MARY: E quem chamou
a polícia pra você?
CAROLINE: Não sei.
Deve ter sido algum vizinho desocupado que ouviu os gritos dela.
MARY: Bem, eu...
Acho que cheguei a uma conclusão sobre o seu caso.
CAROLINE: É nada! O
que foi que descobriu, Doutora?
MARY: Você é de uma
extrema frieza e é calculista, observa seu adversário centímetro por centímetro,
procurando algum deslize pra ser utilizado a seu favor. Mas é importante deixar
claro que você não deixa a casa cair sozinha. Muito pelo contrário: a destrói
por completo pra ninguém ter direito a nada.
CAROLINE: Realmente,
cada almoço que você pagou no restaurante universitário valeu a pena. Que
teoria fascinante! E a que conclusão você chegou?
MARY: Caroline, ao
que me consta, você apresenta um quadro de transtorno de personalidade
antissocial.
CAROLINE: Traduzindo...
MARY: Uma
psicopata.
CAROLINE: A senhora
tá enganada, pode ter certeza.
MARY: Não, nem
gaste o seu latim comigo, Caroline. Eu não costumo me enganar, ainda mais com
um caso feito o seu.
CAROLINE: Quer
dizer que a senhora realmente pensa que eu...
MARY: Eu não penso.
Eu sei. Qualquer psiquiatra pode comprovar o que eu estou dizendo a seu
respeito.
CAROLINE: (olha
para a mão esquerda de Mary, vendo a aliança que a médica usa) Inclusive seu marido?
MARY: Sei o que
está tentando fazer: me manipular para que eu demonstre ter me equivocado na
concepção do laudo que eu vou entregar à justiça, mas sua estratégia não vai
dar certo. Meu marido, pra começar, nem trabalha nessa área.
CAROLINE: Eu não
disse que trabalhava. Insinuei que a senhora tava certa quando disse que
qualquer psiquiatra pode confirmar o que a senhora pensa sobre mim, mas seu
marido não.
MARY: Por acaso
você conhece o meu marido?
CAROLINE: A fundo.
MARY: Seu desespero
é tanto que está tentando me desestabilizar.
CAROLINE: A paciente
aqui sou eu, não se esqueça.
MARY: Você acha que
o meu marido iria olhar pra um tipinho insignificante feito você, que não sabe
o que é lavar o cabelo e se sente no direito de se considerar “rústica”? Pensa
mesmo que o meu marido vai trocar uma mulher que sabe tudo de Freud e Valon por
você?
CAROLINE: Sabe
porque quer! As teorias de Valon são exigidas na psicologia. Se você conheceu
as ideias dele na psiquiatria, foi porque é enxerida.
MARY: “Ideias
dele”... SUAS IDEIAS! Suas!
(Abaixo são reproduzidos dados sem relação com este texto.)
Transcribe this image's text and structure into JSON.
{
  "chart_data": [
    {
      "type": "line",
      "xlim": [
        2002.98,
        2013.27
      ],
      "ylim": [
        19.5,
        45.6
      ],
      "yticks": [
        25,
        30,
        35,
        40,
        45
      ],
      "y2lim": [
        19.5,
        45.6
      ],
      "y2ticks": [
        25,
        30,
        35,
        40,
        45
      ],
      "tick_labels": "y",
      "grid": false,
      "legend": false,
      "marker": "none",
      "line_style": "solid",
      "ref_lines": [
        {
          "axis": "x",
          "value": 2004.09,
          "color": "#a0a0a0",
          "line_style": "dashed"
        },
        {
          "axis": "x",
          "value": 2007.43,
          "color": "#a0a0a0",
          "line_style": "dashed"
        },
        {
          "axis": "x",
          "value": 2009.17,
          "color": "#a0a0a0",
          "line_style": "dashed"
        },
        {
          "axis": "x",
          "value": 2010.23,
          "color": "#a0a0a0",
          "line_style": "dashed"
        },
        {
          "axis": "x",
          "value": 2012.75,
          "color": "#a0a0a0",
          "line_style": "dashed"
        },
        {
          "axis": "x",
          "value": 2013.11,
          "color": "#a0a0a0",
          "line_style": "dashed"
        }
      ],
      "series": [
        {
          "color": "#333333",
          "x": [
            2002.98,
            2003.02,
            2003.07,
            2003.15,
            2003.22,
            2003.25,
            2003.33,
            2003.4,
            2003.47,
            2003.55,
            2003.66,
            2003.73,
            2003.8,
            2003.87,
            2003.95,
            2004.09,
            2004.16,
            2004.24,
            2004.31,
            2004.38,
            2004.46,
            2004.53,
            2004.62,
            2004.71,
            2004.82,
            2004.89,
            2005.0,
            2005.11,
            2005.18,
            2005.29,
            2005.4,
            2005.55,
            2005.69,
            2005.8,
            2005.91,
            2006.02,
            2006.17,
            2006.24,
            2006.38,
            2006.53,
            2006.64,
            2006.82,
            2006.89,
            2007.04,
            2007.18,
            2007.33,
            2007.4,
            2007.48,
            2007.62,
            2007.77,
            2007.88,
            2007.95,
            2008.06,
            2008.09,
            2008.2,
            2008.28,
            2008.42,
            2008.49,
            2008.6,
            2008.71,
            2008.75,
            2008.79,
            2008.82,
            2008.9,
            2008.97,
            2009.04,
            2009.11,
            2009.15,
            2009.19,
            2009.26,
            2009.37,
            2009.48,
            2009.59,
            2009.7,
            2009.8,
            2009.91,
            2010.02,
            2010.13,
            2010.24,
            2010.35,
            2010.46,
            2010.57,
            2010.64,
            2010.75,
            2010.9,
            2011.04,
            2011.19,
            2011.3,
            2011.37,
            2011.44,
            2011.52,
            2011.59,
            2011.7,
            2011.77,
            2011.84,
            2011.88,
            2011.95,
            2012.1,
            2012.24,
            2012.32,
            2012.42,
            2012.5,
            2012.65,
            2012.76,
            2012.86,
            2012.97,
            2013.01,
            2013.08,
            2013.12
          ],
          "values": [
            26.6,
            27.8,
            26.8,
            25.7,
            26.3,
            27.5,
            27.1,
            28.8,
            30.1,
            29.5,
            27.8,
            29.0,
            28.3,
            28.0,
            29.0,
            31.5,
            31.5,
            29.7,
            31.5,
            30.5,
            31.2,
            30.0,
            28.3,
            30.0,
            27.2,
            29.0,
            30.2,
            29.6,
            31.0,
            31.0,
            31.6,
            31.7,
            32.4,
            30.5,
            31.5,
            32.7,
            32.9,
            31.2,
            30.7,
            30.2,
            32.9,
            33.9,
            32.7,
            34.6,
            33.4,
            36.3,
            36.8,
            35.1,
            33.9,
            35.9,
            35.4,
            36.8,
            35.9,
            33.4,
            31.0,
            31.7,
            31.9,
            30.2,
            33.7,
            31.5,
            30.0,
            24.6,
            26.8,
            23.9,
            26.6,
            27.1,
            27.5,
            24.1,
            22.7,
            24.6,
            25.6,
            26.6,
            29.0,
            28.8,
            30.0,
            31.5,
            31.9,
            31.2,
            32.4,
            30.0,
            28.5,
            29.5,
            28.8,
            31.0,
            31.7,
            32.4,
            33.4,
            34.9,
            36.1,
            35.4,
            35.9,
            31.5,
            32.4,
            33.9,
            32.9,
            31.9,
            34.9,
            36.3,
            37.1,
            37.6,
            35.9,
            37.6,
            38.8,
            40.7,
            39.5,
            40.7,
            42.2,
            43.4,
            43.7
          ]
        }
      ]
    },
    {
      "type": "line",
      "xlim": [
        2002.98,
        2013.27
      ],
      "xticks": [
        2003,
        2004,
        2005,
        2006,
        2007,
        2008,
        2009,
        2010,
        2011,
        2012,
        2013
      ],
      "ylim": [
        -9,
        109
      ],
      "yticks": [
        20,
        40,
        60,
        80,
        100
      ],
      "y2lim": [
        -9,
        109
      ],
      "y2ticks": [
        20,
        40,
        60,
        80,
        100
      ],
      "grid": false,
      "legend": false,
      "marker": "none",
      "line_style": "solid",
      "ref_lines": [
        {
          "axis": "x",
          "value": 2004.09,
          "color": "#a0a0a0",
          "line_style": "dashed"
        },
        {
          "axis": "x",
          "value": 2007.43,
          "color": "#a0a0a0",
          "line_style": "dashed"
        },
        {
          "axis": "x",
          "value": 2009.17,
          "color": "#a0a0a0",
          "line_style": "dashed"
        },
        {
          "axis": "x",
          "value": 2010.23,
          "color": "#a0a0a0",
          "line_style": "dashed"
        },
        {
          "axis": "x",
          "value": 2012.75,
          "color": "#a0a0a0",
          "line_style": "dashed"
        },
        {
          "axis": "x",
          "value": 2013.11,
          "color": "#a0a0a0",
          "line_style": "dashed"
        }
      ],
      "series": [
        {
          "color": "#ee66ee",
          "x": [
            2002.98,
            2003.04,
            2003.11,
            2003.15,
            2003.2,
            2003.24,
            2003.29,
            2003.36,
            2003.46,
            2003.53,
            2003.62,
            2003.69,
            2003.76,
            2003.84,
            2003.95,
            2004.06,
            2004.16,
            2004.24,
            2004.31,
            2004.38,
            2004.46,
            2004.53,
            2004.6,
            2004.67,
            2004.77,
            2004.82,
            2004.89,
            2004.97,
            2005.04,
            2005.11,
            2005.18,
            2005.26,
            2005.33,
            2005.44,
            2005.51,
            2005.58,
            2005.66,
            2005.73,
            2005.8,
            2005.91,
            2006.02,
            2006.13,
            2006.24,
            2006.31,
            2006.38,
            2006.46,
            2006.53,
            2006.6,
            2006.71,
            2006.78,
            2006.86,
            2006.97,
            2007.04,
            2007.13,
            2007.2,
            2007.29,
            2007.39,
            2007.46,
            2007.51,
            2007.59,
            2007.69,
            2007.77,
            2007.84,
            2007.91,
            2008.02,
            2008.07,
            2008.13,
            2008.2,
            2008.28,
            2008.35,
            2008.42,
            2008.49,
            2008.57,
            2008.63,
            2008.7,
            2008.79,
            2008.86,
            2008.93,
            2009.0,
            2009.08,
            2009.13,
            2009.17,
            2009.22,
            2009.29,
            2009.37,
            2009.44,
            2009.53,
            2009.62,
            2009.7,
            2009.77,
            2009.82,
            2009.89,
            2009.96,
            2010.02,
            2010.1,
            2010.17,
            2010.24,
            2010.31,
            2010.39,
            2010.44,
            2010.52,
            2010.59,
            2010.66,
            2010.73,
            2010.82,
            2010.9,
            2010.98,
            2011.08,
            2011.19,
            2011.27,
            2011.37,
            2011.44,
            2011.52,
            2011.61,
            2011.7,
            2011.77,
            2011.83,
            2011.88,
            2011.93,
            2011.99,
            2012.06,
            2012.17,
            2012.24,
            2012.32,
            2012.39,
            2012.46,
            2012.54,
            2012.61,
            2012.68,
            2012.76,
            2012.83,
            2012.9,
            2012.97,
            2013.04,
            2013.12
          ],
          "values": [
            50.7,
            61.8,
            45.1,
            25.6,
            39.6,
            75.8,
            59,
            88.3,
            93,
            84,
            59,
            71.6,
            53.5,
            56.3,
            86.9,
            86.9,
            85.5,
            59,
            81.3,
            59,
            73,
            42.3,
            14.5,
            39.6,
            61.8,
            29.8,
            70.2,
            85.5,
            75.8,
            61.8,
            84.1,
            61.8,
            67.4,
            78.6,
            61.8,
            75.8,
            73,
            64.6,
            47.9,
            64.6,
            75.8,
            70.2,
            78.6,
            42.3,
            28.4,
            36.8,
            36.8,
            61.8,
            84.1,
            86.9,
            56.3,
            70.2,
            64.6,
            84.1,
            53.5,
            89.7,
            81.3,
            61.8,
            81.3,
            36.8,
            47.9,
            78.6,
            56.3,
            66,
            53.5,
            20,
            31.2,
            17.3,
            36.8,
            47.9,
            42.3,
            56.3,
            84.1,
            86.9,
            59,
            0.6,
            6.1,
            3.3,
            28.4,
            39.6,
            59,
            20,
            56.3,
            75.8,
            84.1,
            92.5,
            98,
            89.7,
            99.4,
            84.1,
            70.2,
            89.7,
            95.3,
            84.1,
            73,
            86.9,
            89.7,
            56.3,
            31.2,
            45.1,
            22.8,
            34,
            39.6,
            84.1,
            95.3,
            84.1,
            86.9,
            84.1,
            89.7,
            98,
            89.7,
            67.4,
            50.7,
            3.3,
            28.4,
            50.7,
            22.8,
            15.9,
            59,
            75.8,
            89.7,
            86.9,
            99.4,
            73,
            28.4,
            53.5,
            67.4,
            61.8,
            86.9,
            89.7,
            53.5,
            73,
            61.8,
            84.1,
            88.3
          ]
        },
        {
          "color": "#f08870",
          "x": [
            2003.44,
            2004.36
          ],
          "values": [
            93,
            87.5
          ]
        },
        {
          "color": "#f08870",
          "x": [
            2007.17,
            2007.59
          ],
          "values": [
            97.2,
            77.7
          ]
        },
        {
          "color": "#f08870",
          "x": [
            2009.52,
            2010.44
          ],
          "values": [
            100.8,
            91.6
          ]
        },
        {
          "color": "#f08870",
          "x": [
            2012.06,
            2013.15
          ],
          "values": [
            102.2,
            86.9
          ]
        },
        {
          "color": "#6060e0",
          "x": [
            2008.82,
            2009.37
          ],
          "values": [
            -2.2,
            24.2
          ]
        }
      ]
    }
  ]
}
Esperar o quê de uma paciente que sequer sabe usar
corretamente a colocação pronominal?
CAROLINE: Já ouviu
falar em variação linguística, meu bem?
MARY: Já. O
suficiente pra saber que meu marido não é tão tolo a ponto de trocar uma mulher
como eu por outra que não sabe nem falar português direito.
CAROLINE: Mas usa o
inglês que é uma maravilha. A orelha dele é testemunha da minha fluência quando
estamos a sós... “teach me, tiger, how to kiss you” (começa a ronronar como na
canção)...
MARY: Quer dizer
que era por isso que ele vivia colecionando discos internacionais dos anos
sessenta? Por influência sua?
CAROLINE: Confesso
que tenho um único defeito, Doutora: apesar de falar em diversos idiomas, eu
não sei dizer “não” em nenhum deles.
MARY: Então, pode
começar a gritar “help”, porque eu vou te matar, desgraçada! (avança contra
Caroline)
CAROLINE: Socorro!
A mulher tá doida! (aparecem dois enfermeiros para levar Mary carregada pelos
braços)
MARY: Me deixem
acabar com a raça dessa cretina, me soltem!
CAROLINE: Próclise
numa hora dessas? A senhora me decepcionou...
MARY: Eu vou me
vingar de você! De você e daquele cafajeste! Vou fazer ele agonizar, eu te
juro!
CAROLINE: Leva ela
daqui, tá completamente descompensada!
MARY: Aguarde por
notícias minhas, Caroline! Porque eu não vou ter piedade!
CAROLINE: Quem tem
Piedade é Jaboatão! Tirem essa louca daqui!
MARY: Me larguem,
estúpidos! Me soltem! Você vai me pagar, Caroline! Eu juro que você vai me
pagar! (os enfermeiros conseguem tirar a psiquiatra do consultório)
CAROLINE: Que coisa
horrorosa! (finge fragilidade) Eu só olhei a aliança, viu que ela era casada e
comentei... Quem será o marido dela? Coitado desse cidadão, seja ele quem for!